Every evening, 14-year-old Phan Van Rot set fish traps in the stream outside his home on the coast of central Vietnam. The following day he would collect the fish on a string and take his catch to the house.
One morning, after heavy rains breached a dam upstream, he noticed something peculiar in the water: a round brown object. He bent down and reached for it. Just as he lifted the small but heavy ball from the sandy stream bottom, it exploded.
It was a cluster bomb. It took his left hand above the wrist and his left leg below the knee. Shrapnel perforated his abdomen. The date was July 5, 2002 -- more than a quarter-century after the war in Vietnam ended.
You can change Rot's name, the place of his accident and the date, but the result will be the same. In the past hour, it probably happened again somewhere else. Perhaps in Lebanon, Afghanistan, Iraq or Chechnya.
Cluster bombs, invented in World War II and now standard air-dropped munitions for many nations, leave a lethal legacy. According to one estimate, 98 percent of cluster bomb casualties are civilians.
Aside from the "collateral damage" they cause in wartime, most "brands" of cluster bombs do not reliably explode when intended, while others are designed like landmines to go off on the ground so the enemy is denied access to territory, roads, utility installations and so on.
Their recent use in the conflict between Israel and Hezbollah last summer was another wake-up call to the havoc they wreak. In the last three days of the fighting, 4 million cluster bombs were dropped. At least one in every four did not explode. The ones that remained caused 161 casualties among civilians, including 19 deaths, by Christmas -- initially at a rate of three accidents a day.

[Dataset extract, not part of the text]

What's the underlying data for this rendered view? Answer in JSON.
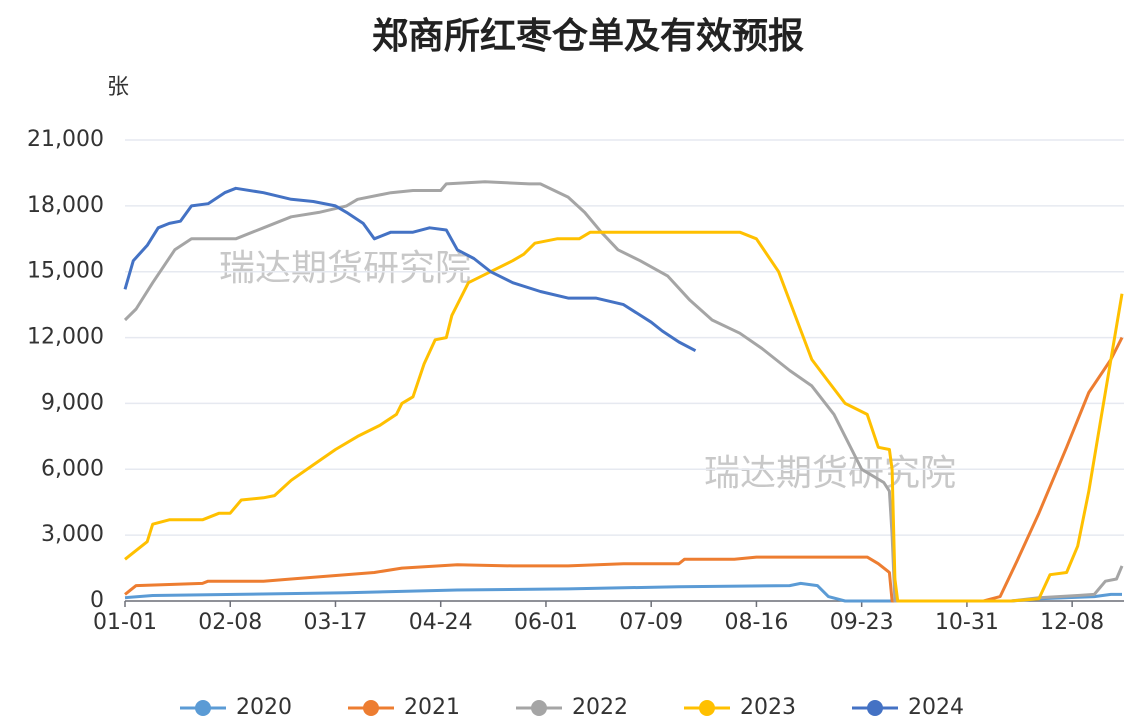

Given their high failure rates and controversial deployment, there is a growing movement afoot to restrict the use of cluster bombs. It's time to end the kind of post-conflict suffering I see every time I travel to Southeast Asia for Clear Path International, our non-profit organization that assists landmine and bomb victims. In the past two years, we have assisted more than 200 new accident survivors like Phan Van Rot in central Vietnam alone, many of them victims of cluster bomb accidents.
In February, Sens. Patrick Leahy, D-Vt., and Dianne Feinstein, D-Calif., introduced legislation to restrict federal funds for the use, sale or transfer of cluster bombs except for clearly defined military targets. The bombs would also have to be 99 percent reliable or more. Currently, dud rates range from 5 percent to 40 percent.
The bill was referred to the Senate Foreign Relations Committee. The two senators hope a similar bill will be introduced in the House.
Our state's delegation should support this legislation, which comes at a time when other countries are seeking even tighter restrictions. In Olso last month, 43 countries signed an agreement calling for a ban on the munitions by 2008. The United States (not even invited), Russia and China were absent.
With all the laser-like precision technology supposedly available these days, why do armies still insist on using a shotgun approach to warfare using products that could have been improved decades ago and leave a deadly mess for generations?
Imbert Matthee is president of Clear Path International, which has offices on Bainbridge Island and in Vermont.